Wait a second!!! Do you really compress pending buffers in single thread?! I have 8 threads sleeping and waiting journal to be flushed on disk!!!

Tad, tell me that I'm wrong!
UPDATED: I don't want to insult anyone. I just meant that now it is all clear: unpatched version is limited by disk I/O and I expected to see better results for patched version because disk idles, but it is limited by single thread compression.

I've put all my aces on the table, I've no idea what to prove further. May be you'll suggest any additional tests to run?

Comment by Dmitry Naumov [ 28/May/13 ]

Tad, meanwhile I'm collecting multi-threaded benchmark result, I want to point out on another issue, imho, I saw in code. If I remember correctly, all writes to journal are made by 8K blocks. Which is fine untill my underlying filesystem cluster is less or equal 8K. But what if it is large, let's say 64K (which can be useful for 3TB disks)... What do you think, is it issue or not? Should I file it as separate issue?

Comment by Dmitry Naumov [ 28/May/13 ]

Updated benchmark results for latest sources in v2.4 (https://github.com/mongodb/mongo/tree/v2.4)
Benchmark code is available here (https://github.com/DmitryNaumov/MongoDbVsMsSqlInsertPerformance/tree/master/MongoDbBenchmark)

Document Size Elapsed
98 13608
818 14332
1718 16459
4418 21108
7118 22129
8018 22414
8918 23208
9918 23288
10918 23321
11918 26454
12918 26359
13918 26473
14918 26646
15918 27503
16918 26948
17918 26838
18918 27349
48918 42665
98918 63959

Don't see any significant difference with previous unpatched results.

Comment by Tad Marshall [ 27/May/13 ]

Thanks, Dmitry! Those are pretty compelling looking numbers!

Can you post the code you used to do the benchmarks to help us reproduce the results?

It would be nice to verify that there is no interaction with SERVER-9242 and SERVER-9721 since those also affected performance on some things quite a bit. That is, we should verify that your change does the same thing (improves performance) with the other fixes, since they are already in the code (2.4.4-rc0 for example).

Did you close your pull request? (https://github.com/mongodb/mongo/pull/431)

Comment by Dmitry Naumov [ 27/May/13 ]

Here are my benchmarks with different document sizes.
Same environment as in previous post.

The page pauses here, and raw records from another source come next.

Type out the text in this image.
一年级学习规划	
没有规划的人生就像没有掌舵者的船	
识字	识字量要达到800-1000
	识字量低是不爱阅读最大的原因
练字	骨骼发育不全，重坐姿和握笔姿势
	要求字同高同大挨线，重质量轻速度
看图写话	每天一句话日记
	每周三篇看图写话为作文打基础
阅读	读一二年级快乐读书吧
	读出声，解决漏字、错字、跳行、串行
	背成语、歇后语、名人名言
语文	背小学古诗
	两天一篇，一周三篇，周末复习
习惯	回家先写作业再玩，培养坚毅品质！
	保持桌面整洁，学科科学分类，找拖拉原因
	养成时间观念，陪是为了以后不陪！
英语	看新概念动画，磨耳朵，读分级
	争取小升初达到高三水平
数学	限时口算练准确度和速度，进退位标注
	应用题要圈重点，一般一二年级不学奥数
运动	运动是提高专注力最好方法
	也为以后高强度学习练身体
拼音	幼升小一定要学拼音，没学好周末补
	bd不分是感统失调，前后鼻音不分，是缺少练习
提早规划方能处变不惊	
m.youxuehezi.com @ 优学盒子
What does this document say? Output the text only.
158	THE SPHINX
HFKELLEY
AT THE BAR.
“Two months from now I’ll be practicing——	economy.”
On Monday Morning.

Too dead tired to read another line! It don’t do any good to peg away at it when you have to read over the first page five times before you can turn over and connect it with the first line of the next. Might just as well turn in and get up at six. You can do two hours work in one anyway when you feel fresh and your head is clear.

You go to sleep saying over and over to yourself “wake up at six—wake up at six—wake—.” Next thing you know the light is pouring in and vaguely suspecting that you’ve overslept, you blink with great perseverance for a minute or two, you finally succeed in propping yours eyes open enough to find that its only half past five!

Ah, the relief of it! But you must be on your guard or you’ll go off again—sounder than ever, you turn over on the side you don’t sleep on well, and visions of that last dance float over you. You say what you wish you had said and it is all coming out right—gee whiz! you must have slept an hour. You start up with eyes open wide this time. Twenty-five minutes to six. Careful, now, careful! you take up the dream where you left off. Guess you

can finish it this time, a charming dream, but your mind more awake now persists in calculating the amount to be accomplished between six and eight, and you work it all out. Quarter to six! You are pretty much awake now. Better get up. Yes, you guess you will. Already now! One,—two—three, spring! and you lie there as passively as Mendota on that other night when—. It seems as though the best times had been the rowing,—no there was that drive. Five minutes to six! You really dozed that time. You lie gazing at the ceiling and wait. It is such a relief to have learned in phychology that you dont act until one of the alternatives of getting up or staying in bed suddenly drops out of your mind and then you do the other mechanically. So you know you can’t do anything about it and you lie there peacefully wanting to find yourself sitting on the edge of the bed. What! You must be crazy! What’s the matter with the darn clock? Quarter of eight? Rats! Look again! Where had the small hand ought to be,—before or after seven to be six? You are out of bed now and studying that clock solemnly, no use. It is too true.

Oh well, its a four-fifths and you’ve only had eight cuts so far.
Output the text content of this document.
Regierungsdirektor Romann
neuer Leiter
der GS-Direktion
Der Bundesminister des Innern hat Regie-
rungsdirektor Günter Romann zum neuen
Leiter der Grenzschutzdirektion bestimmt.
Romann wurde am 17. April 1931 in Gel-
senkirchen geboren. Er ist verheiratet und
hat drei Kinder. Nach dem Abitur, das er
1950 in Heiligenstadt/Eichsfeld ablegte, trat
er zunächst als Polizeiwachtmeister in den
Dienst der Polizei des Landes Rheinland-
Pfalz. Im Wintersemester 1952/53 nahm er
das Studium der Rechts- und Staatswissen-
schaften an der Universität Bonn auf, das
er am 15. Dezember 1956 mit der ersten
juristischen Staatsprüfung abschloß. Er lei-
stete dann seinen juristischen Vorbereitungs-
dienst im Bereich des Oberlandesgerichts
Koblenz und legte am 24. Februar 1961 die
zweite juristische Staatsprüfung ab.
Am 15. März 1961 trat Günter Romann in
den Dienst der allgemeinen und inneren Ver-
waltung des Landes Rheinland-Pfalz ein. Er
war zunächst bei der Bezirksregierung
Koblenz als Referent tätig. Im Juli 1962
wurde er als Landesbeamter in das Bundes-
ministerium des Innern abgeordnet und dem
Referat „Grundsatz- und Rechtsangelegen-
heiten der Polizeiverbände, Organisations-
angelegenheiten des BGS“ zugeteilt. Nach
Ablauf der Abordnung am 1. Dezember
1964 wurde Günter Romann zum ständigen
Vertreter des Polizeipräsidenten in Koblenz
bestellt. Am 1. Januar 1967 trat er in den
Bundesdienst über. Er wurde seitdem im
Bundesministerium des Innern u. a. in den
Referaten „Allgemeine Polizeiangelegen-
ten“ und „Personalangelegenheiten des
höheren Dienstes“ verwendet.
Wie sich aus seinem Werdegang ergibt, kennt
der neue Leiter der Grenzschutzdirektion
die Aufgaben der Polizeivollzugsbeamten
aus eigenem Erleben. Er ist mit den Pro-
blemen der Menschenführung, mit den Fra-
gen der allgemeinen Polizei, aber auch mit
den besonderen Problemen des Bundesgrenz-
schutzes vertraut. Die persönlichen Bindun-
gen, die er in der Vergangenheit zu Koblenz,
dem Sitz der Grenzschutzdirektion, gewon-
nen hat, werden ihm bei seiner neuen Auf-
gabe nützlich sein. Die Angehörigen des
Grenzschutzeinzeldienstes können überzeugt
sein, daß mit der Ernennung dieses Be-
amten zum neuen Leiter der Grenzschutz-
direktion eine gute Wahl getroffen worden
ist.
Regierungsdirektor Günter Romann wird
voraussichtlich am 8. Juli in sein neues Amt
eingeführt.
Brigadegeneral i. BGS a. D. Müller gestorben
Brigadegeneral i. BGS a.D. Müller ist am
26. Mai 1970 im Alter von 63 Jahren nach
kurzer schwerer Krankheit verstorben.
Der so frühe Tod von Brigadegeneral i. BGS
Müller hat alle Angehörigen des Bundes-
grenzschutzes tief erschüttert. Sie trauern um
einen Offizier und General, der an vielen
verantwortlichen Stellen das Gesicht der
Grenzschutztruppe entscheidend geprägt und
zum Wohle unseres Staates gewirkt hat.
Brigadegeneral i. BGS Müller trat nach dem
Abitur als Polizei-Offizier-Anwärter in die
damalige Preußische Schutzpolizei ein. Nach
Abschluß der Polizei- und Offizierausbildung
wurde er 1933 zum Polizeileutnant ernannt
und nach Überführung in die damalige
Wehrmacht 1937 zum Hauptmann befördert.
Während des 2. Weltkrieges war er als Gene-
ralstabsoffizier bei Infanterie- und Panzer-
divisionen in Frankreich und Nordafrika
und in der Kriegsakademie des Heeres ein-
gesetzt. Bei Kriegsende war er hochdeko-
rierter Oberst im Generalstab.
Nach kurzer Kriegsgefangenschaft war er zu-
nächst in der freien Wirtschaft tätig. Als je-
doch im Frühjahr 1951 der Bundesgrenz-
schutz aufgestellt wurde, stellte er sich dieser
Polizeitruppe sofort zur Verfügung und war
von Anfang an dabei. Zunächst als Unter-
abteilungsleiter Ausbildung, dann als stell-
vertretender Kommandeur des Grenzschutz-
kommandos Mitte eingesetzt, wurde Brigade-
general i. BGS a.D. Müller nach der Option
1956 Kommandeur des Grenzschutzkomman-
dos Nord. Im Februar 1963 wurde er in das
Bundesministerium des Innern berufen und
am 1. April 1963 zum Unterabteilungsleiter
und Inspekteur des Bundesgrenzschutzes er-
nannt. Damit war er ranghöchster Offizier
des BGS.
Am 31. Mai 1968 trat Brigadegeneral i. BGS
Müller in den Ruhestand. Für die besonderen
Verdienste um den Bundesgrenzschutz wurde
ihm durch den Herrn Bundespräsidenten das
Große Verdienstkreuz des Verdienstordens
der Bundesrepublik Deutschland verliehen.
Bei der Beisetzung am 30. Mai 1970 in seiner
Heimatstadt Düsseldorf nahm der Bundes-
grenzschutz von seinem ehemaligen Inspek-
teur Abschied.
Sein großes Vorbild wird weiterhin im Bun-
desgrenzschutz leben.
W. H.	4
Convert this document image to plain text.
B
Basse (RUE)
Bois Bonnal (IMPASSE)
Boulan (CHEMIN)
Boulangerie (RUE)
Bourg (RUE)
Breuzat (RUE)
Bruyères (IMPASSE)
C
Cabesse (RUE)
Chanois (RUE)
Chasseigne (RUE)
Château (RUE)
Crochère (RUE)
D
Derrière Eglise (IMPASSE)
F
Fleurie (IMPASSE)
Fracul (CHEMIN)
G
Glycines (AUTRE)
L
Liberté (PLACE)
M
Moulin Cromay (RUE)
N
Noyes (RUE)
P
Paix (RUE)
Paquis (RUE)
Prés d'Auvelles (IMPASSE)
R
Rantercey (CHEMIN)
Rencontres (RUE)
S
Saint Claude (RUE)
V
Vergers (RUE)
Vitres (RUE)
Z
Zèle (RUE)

All tests are run on HDD with journalCommitInterval is 2, syncdelay is set to 3000 to prevent MMF flushing during the test.

Document size is the size of BSON serialized stream, not how it is transfered via network or stored on disk.
Elapsed time is average time (btw, should we use best, not average?) of three measurements, in milliseconds.

Unpatched version refers to r2.4.3 tag https://github.com/DmitryNaumov/mongo/tree/r2.4.3
Patched version with one line "fix" is https://github.com/DmitryNaumov/mongo/tree/SERVER-9754

Document size Unpatched Patched Ratio
98 14261 10072 0.71
818 15310 10064 0.66
1718 18924 10069 0.53
4418 21345 10197 0.48
7118 21982 10204 0.46
8018 22634 10203 0.45
8918 23034 10434 0.45
9918 23823 10422 0.44
10918 24690 11146 0.45
11918 26677 12885 0.48
12918 27371 16289 0.60
13918 26744 18766 0.70
14918 27171 19269 0.71
15918 27942 19649 0.70
16918 27158 20259 0.75
17918 28130 20111 0.71
18918 28737 20059 0.70
48918 42022 30389 0.72
98918 65974 54118 0.82
208918 111400 105800 0.95

Some observations:

  • unpatched version produces much more load on HDD, according to performance counters
  • smaller documents gain more from patch than bigger documents - something else limits throughput (CPU: serialization/compression?)
  • for small documents in some range (<10000) patched version produces same results no matter what document size is

May be there is some correlation between cluster size and documents size but it's hard to understand due to number of factors like bson_size != storage_size, journal compression etc.

UPDATED: I'm rerunning benchmark for large documents because I forgot to restart mongod between tests.
UPDATED: I've put new results. Now I'm using best of 5 attempts because it is hard to produce stable results with average.

Comment by Dmitry Naumov [ 24/May/13 ]

I'm doing some testing with different document sizes and number of concurrent threads. An idea suddenly struck me that in order to obtain stable results every single benchmark run should be less than syncdelay, otherwise I see additional disk activity when MMF's dirty pages are flushed to disk.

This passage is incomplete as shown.